Overhaul perses writing of topology information

Question

Overhaul perses writing of topology information

jchodera opened this issue 2 years ago · comments

John Chodera commented 2 years ago

Currently, perses generates the following topology information on setup:

out-complex.pdb : a single system (old? new?) in complex
out-solvent.pdb : a single system (old? new?) in solvent
out-hybrid_factory.npy.npz : a really slow to deserialize set of way more information than we need to write a trajectory

Additionally, we have two other issues:

the HybridTopologyFactory contains a htf._hybrid_topology object that does not contain all bonds for the new atoms
the analysis_particle_indices used to slice out only non-water atoms to write to the NetCDF file has atom indices out of order because it stacks them as | environment, core, and unique old atoms | unique new atoms | counterions | while hybrid_topology originally has them in the order | environment, core, and unique old atoms | water | counterions | unique new atoms |

I propose we restructure this so we have:

models/ : organize all PDB files here
  {complex,solvent}-{old,new}.pdb : all atoms 
  {complex,solvent}-solute-{old,new}.pdb : solute atoms

and ensure the atoms in the NetCDF trajectories (checkpoint, standard) are written in the same order as the atoms in the PDB files.
Ideally, we could later write replica trajectories as XTC files directly instead of using the NetCDF file, though extracting coordinates doesn't take a huge amount of time.

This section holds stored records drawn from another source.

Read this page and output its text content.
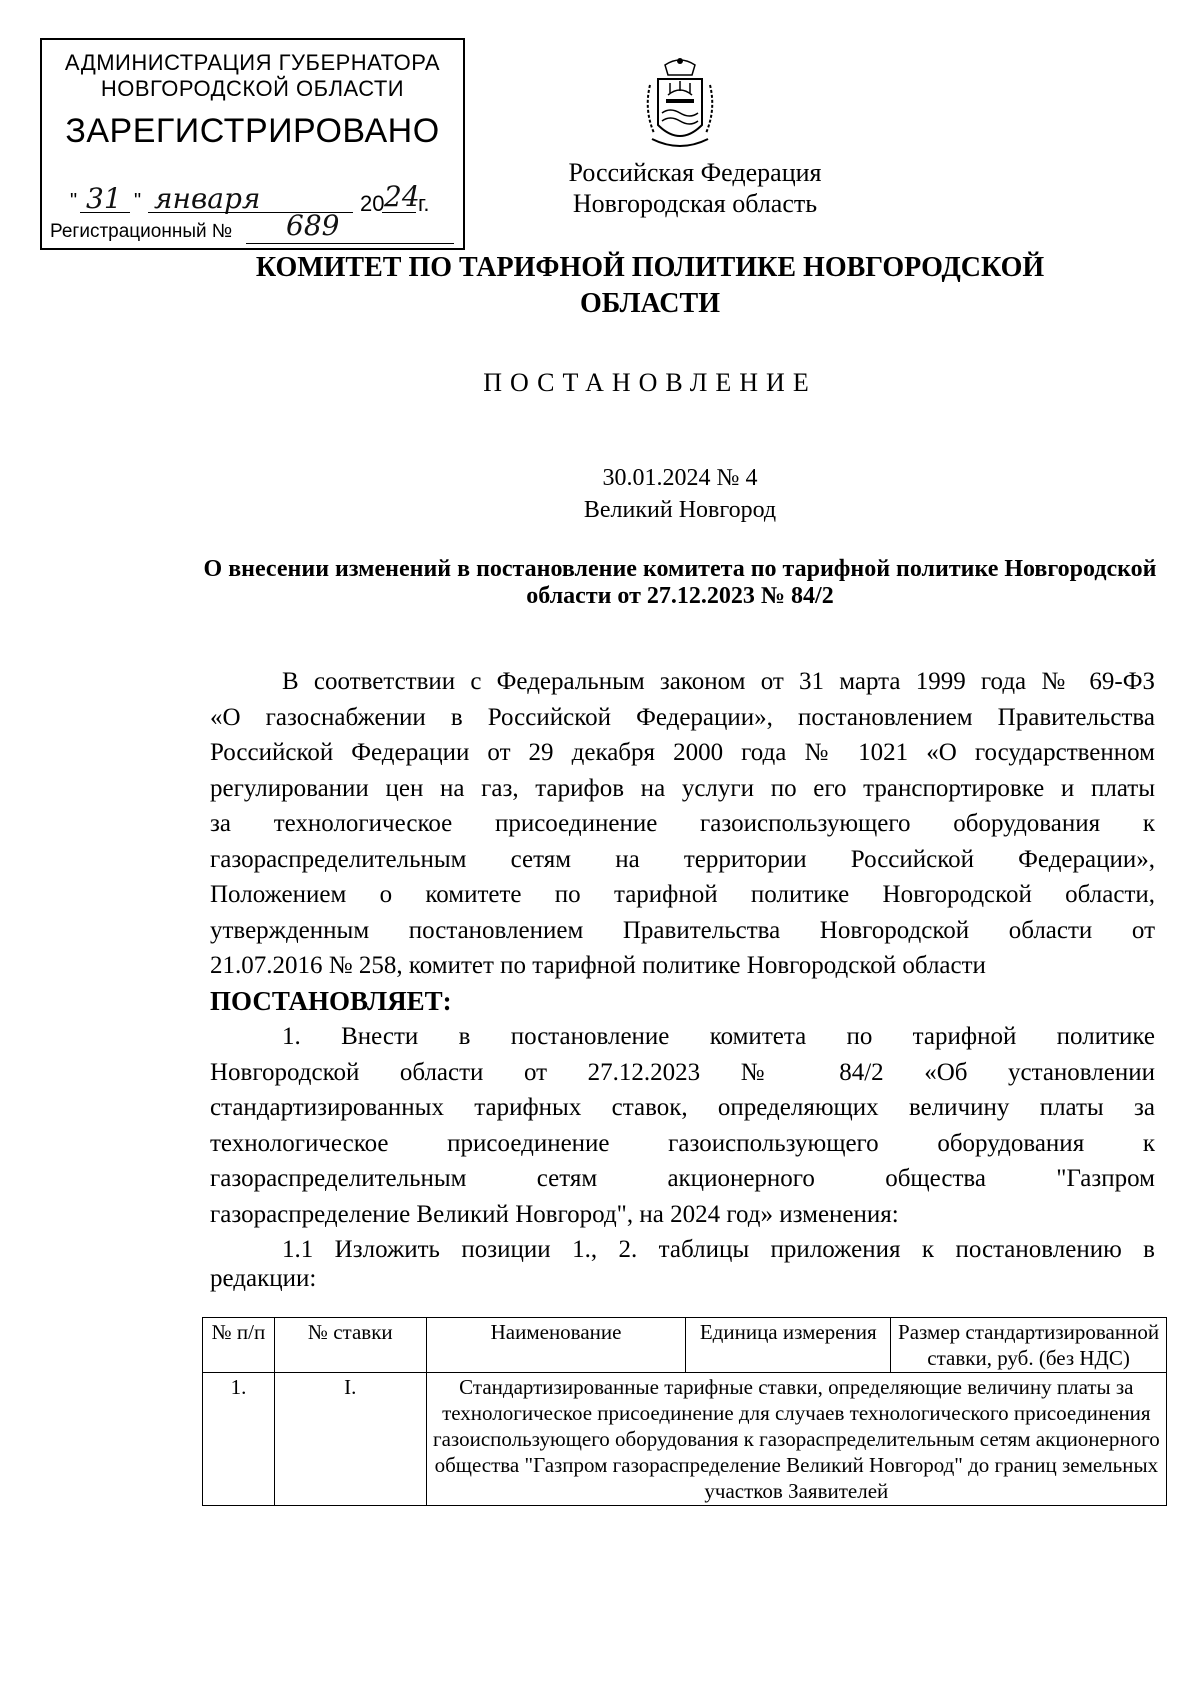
АДМИНИСТРАЦИЯ ГУБЕРНАТОРА
НОВГОРОДСКОЙ ОБЛАСТИ
ЗАРЕГИСТРИРОВАНО
" 31 " января	20 24
г.
Регистрационный № 689
Российская Федерация
Новгородская область
КОМИТЕТ ПО ТАРИФНОЙ ПОЛИТИКЕ НОВГОРОДСКОЙ ОБЛАСТИ
ПОСТАНОВЛЕНИЕ
30.01.2024 № 4
Великий Новгород
О внесении изменений в постановление комитета по тарифной политике Новгородской области от 27.12.2023 № 84/2
В соответствии с Федеральным законом от 31 марта 1999 года № 69-ФЗ
«О газоснабжении в Российской Федерации», постановлением Правительства
Российской Федерации от 29 декабря 2000 года № 1021 «О государственном
регулировании цен на газ, тарифов на услуги по его транспортировке и платы
за технологическое присоединение газоиспользующего оборудования к
газораспределительным сетям на территории Российской Федерации»,
Положением о комитете по тарифной политике Новгородской области,
утвержденным постановлением Правительства Новгородской области от
21.07.2016 № 258, комитет по тарифной политике Новгородской области
ПОСТАНОВЛЯЕТ:
1. Внести в постановление комитета по тарифной политике
Новгородской области от 27.12.2023 № 84/2 «Об установлении
стандартизированных тарифных ставок, определяющих величину платы за
технологическое присоединение газоиспользующего оборудования к
газораспределительным сетям акционерного общества "Газпром
газораспределение Великий Новгород", на 2024 год» изменения:
1.1 Изложить позиции 1., 2. таблицы приложения к постановлению в
редакции:
№ п/п	№ ставки	Наименование	Единица измерения	Размер стандартизированной ставки, руб. (без НДС)
1.	I.	Стандартизированные тарифные ставки, определяющие величину платы за технологическое присоединение для случаев технологического присоединения газоиспользующего оборудования к газораспределительным сетям акционерного общества "Газпром газораспределение Великий Новгород" до границ земельных участков Заявителей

We can do this for the new Protocol version, where we hopefully have a way to package these files in a more sane way.

Iván Pulido · Answer 1 · Tue Jul 11 2023 03:40:37 GMT+0800 (China Standard Time)

Currently the serialized .pdb files are for the old system. We could overhaul the serialization as you mention but I think we could have clashes with the solvent when serializing a solvated version of the new systems (for both complex and solvent phases). Should we re-solvate the new systems? I don't know if that defeats the purpose of serializing these objects.

Maybe we only need the solute versions for the new systems? And keep both the solvated and solute for the old ones.

Iván Pulido · Answer 2 · Tue Aug 01 2023 22:21:10 GMT+0800 (China Standard Time)

This should be solved via #1210